Sunday, February 16, 2014

Day-12: Angkor Wat At Siem Reap, Cambodia

Day-12: Thursday, February 13, 2014

Beginning Location: Siem Reap, Cambodia
Interim Location: Angkor Wat, Cambodia
Final Location: Siem Reap, Cambodia

This was to be a long hot day. We were up around 0600 providing time for breakfast before boarding the bus for our day at Angkor Thom and Angkor Wat. Breakfast was brief and around 0745 we boarded the tour bus for the temples of Siem Reap.








So with cars, bikes, mopeds, Tuk Tuks and buses of all sizes, let's add elephants and free range cattle to the traffic mix.
I won't try to tell the entire story of the temples but will just say it is a series of structures built by kings from the 10th century forward and like elsewhere in the world, each successive king wanted a bigger and greater temple. Some of the temples we would see were originally built as Hindu temples but had become Buddhist temples as the Cambodian "national" religion had morphed toward Buddhism.

For the morning, though we were close to Angkor Wat, we actually visited other Hindu/Buddhist temples including the Angkor Thom and Bayon Temple Complex built by King Jayavarman VII and then on to the Phimean Akas Temple complex with its arena like fighting elephant field.

 













Our second stop was at Prohm Temple probably best know as the setting for the movie Tomb Raider; with its enormous fig trees growing from the structures and rocks this temple area does look like something out of a far-gone past. The morning was relatively cool, perhaps in the mid-eighties, better for sure than what was to come as morning transitioned to afternoon.

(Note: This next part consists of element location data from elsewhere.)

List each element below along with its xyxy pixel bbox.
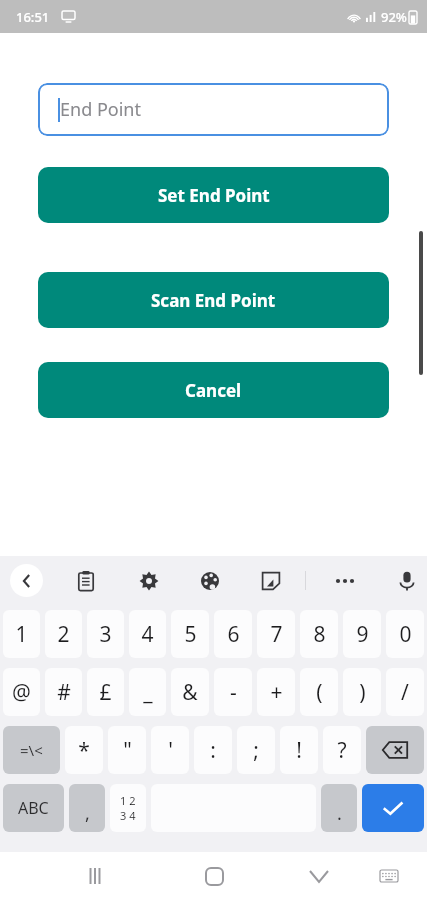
button[interactable]: , [69, 784, 105, 832]
staticText: 92% [381, 8, 407, 26]
staticText: 3 [99, 620, 112, 649]
staticText: ( [316, 678, 323, 707]
button[interactable]: =\< [3, 726, 60, 774]
button[interactable]: Hide keyboard [299, 856, 339, 896]
staticText: 2 [57, 620, 70, 649]
staticText: 16:51 [16, 8, 50, 26]
button[interactable]: # [45, 668, 82, 716]
button[interactable]: - [214, 668, 252, 716]
button[interactable]: _ [129, 668, 166, 716]
button[interactable]: ! [280, 726, 318, 774]
staticText: 0 [399, 620, 412, 649]
staticText: + [270, 678, 283, 707]
button[interactable]: Stickers [255, 565, 287, 597]
staticText: ) [359, 678, 366, 707]
staticText: ABC [18, 797, 49, 819]
staticText: & [182, 678, 198, 707]
staticText: 1 2 [120, 793, 136, 808]
staticText: =\< [20, 740, 43, 760]
button[interactable]: Cancel [38, 362, 389, 418]
button[interactable]: Scan End Point [38, 272, 389, 328]
staticText: 8 [313, 620, 326, 649]
button[interactable]: " [108, 726, 146, 774]
button[interactable]: ; [237, 726, 275, 774]
button[interactable]: Done [362, 784, 424, 832]
button[interactable]: ? [323, 726, 361, 774]
staticText: , [85, 801, 90, 826]
staticText: 1 [15, 620, 28, 649]
button[interactable]: 6 [214, 610, 252, 658]
staticText: ? [337, 736, 347, 765]
button[interactable]: * [65, 726, 103, 774]
staticText: Cancel [185, 379, 242, 402]
button[interactable]: ( [300, 668, 338, 716]
staticText: ; [253, 736, 259, 765]
staticText: 3 4 [120, 808, 136, 823]
button[interactable]: 0 [386, 610, 424, 658]
button[interactable]: Settings [133, 565, 165, 597]
staticText: £ [99, 678, 112, 707]
button[interactable]: ' [151, 726, 189, 774]
button[interactable]: Voice input [391, 565, 423, 597]
button[interactable]: 8 [300, 610, 338, 658]
staticText: : [210, 736, 216, 765]
button[interactable]: ) [343, 668, 381, 716]
staticText: 5 [184, 620, 197, 649]
button[interactable]: Set End Point [38, 167, 389, 223]
button[interactable]: 2 [45, 610, 82, 658]
button[interactable]: More options [330, 566, 360, 596]
button[interactable]: Themes [194, 565, 226, 597]
staticText: 6 [227, 620, 240, 649]
button[interactable]: 9 [343, 610, 381, 658]
button[interactable]: : [194, 726, 232, 774]
staticText: " [123, 736, 132, 765]
button[interactable]: Backspace [366, 726, 424, 774]
staticText: 7 [270, 620, 283, 649]
button[interactable]: Numbers [110, 784, 146, 832]
button[interactable]: & [171, 668, 209, 716]
staticText: Set End Point [158, 184, 270, 207]
button[interactable]: ABC [3, 784, 64, 832]
button[interactable]: 5 [171, 610, 209, 658]
button[interactable]: Change keyboard [371, 858, 407, 894]
staticText: / [401, 678, 409, 707]
button[interactable]: Recent apps [75, 856, 115, 896]
staticText: End Point [60, 97, 141, 122]
staticText: 9 [356, 620, 369, 649]
button[interactable]: Back [10, 564, 43, 597]
button[interactable]: Clipboard [70, 565, 102, 597]
staticText: ! [296, 736, 302, 765]
staticText: # [57, 678, 71, 707]
staticText: ' [168, 736, 173, 765]
staticText: @ [12, 678, 31, 707]
staticText: * [78, 736, 90, 765]
staticText: - [230, 678, 237, 707]
button[interactable]: 7 [257, 610, 295, 658]
staticText: . [337, 801, 342, 826]
button[interactable]: £ [87, 668, 124, 716]
button[interactable]: End Point [38, 83, 389, 136]
button[interactable]: 1 [3, 610, 40, 658]
staticText: Scan End Point [151, 289, 276, 312]
staticText: 4 [141, 620, 154, 649]
button[interactable]: . [321, 784, 357, 832]
button[interactable]: 4 [129, 610, 166, 658]
button[interactable]: 3 [87, 610, 124, 658]
staticText: _ [143, 678, 153, 707]
button[interactable]: Home [194, 856, 234, 896]
button[interactable]: @ [3, 668, 40, 716]
button[interactable]: + [257, 668, 295, 716]
button[interactable]: / [386, 668, 424, 716]
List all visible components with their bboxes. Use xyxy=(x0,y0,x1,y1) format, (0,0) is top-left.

As the heat of midday (mid-nineties) was approaching we returned to Siem Reap for lunch, another buffet. This lunch offering was laced with local dishes as well as food more acceptable to the American palate.

During a general discussion period sometime during the morning's travel the question of discovery was raised. Seemed that there is some dispute as to who gets credit for the discovery of the temples under forest growth was it the French or the Cambodians? A reasonable collaboration seems to be a suitable story, the Cambodians knowing of the presence of the over-grown temples and the French with the money to do the excavation and development of the area.











An experience noted around the temples and actually throughout SE Asia is the constant retail barrage. Who can turn down the 7-year old boy or girl selling anything and everything for "one dollar". We as did others traded dollars for pictures and a few trinkets, likely all made in China.



Around 1400 we were back on the road headed for BanteySrei, also known as the "Woman's Temple" due to it's intricate art work, etchings and carvings. The temple was one of the smallest and oldest that we would see dating from the 10th century.
Our Guide "Rino"









By 1600 we were back to Siem Reap and finally were on our way to Angkor Wat, the grandest of all the temples. As with famous places all over the world, the crowds of tourists are enormous. Apparently tourists from Korea, China and Japan make up the largest percentage of visitors and that aligns with the fact that such countries have donated large amounts of money to assist Cambodia with temple restoration and development of the Siem Reap area as a tourist mecca.








Angkor Wat was built by King Suryavarman II as a Hindu temple. The site has a huge moat surrounding the temple complex. Once inside the compound, an outer wall protects the actual temple set at the center of the site. The buildings here are the tallest by far that we've seen and clearly in the best shape. Some restoration is obvious but in general the place looks much as it likely did hundreds of years ago, albeit worn and weathered.

At Angkor Wat tourists are challenged to climb to the highest reaches above ground, in total a couple hundred feet. Sheila and I both opted to climb. The final 49 steps were steep steps, strange for a population of people that aren't actually very tall.

Well after a long day, the heat, the humidity and red clay dust, everyone was ready to return to the hotel for showers and dinner. But before we could do that the guide had one more stop for us, of course it was one more "gems, silver & silk" store, not a store with trinkets made in China but real Cambodian crafts.



What's not for dinner, eggs and shellfish from a vendor stand at Angkor Wat.